The FCC’s decision to seek comments on the PACE Petition is significant because it opens the door to potential clarification from the FCC on two issues that have been the subject of uncertainty and concern, especially in light of two federal court decisions that were previously discussed in this blog.  In requesting clarification that an “automatic dialing telephone system” must have the capacity to dial calls without human intervention, the PACE Petition specifically referred to the court’s decision in Nelson v. Santander Consumer USA, Inc., 931 F. Supp. 2d 919 (W.D. Wis. 2013), which has been interpreted by some as opening the door to treating as an “automatic dialing telephone system” a dialing system that requires human intervention (e.g., clicking on a screen to dial a call).  If the PACE Petition is granted as to this issue, the confusion generated by the Nelson decision could be settled.

Similarly, in requesting clarification that the “capacity” of an ATDS is limited to what the system is capable of doing, without modification, at the time the call is placed, the PACE Petition effectively seeks affirmation of the holding by the court in Hunt v. 21st Mortgage Corp., 2013 WL 5230061 (N.D. Ala. Sept. 17, 2013).  As we had discussed earlier, in Hunt the court took the narrow view that the “capacity” of a dialing system for purposes of the TCPA is limited to the present capacity of the system at the time the call was placed. (Our prior summary of the Hunt decision is available here).  A ruling by the FCC endorsing the narrow view taken by the Hunt court would eliminate a growing source of confusion and concern in this field and would put companies in a better position to determine if their dialing systems are “automatic telephone dialing systems” for purposes of the TCPA.
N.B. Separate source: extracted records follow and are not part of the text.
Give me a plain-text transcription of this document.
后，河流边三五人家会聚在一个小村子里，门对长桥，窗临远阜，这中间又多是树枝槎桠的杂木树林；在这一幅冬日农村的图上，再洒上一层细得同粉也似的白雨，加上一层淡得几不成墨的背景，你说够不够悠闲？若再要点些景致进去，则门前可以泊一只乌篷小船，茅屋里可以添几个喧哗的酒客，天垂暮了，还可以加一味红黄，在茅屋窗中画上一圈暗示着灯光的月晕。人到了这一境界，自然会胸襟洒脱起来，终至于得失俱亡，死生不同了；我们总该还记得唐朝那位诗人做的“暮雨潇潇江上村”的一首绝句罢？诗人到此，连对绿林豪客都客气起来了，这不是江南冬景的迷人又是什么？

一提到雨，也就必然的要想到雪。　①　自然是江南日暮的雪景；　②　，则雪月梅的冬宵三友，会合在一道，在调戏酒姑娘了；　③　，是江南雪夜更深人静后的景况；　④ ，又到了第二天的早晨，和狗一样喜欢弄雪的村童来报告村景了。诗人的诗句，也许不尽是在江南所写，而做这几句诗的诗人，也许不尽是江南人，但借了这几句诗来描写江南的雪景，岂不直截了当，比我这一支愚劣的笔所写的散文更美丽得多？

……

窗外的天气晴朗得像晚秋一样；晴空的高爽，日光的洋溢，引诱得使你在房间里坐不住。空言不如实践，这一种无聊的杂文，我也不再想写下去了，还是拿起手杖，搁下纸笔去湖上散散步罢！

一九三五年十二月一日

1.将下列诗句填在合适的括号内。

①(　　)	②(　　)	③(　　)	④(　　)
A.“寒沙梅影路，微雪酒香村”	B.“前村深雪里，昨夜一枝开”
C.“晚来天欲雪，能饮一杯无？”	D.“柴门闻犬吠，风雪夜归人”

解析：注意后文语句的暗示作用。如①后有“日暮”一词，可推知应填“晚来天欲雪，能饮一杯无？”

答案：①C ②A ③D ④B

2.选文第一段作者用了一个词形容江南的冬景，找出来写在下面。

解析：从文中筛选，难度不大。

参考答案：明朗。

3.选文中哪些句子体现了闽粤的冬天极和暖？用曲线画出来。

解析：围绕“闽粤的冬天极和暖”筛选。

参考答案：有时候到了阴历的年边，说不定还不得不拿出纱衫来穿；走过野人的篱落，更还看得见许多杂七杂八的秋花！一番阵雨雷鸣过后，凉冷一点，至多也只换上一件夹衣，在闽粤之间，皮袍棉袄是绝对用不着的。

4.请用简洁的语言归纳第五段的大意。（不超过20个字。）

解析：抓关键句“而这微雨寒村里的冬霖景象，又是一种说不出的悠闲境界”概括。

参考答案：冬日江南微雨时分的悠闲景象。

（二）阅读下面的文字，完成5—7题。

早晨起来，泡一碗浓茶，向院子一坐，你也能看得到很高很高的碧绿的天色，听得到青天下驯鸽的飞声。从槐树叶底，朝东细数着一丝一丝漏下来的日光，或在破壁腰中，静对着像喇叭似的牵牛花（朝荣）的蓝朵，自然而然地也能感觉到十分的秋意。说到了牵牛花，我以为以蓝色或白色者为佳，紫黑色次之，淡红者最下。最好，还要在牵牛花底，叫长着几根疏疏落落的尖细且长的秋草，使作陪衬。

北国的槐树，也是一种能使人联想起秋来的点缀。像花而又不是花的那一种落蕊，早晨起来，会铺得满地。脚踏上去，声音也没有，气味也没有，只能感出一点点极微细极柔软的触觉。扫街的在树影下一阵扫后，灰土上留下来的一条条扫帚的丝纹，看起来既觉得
The request for comments on the PACE Petition joins a growing list of pending request for comments before the FCC on petitions seeking clarification on or forbearance from the FCC’s rules implementing the requirements of the TCPA.  (Our previous post on this subject is available here).  Some of these petitions have been pending before the FCC for more than a year.  The fact that the FCC now has a new Chairman who already has made his own appointments to key FCC posts gives rise to optimism that the FCC may act on these pending petitions in the near future.  Until then, companies unfortunately are left with uncertainty when trying to determine whether the ATDS they use are “automatic dialing telephone systems” for purposes of the TCPA.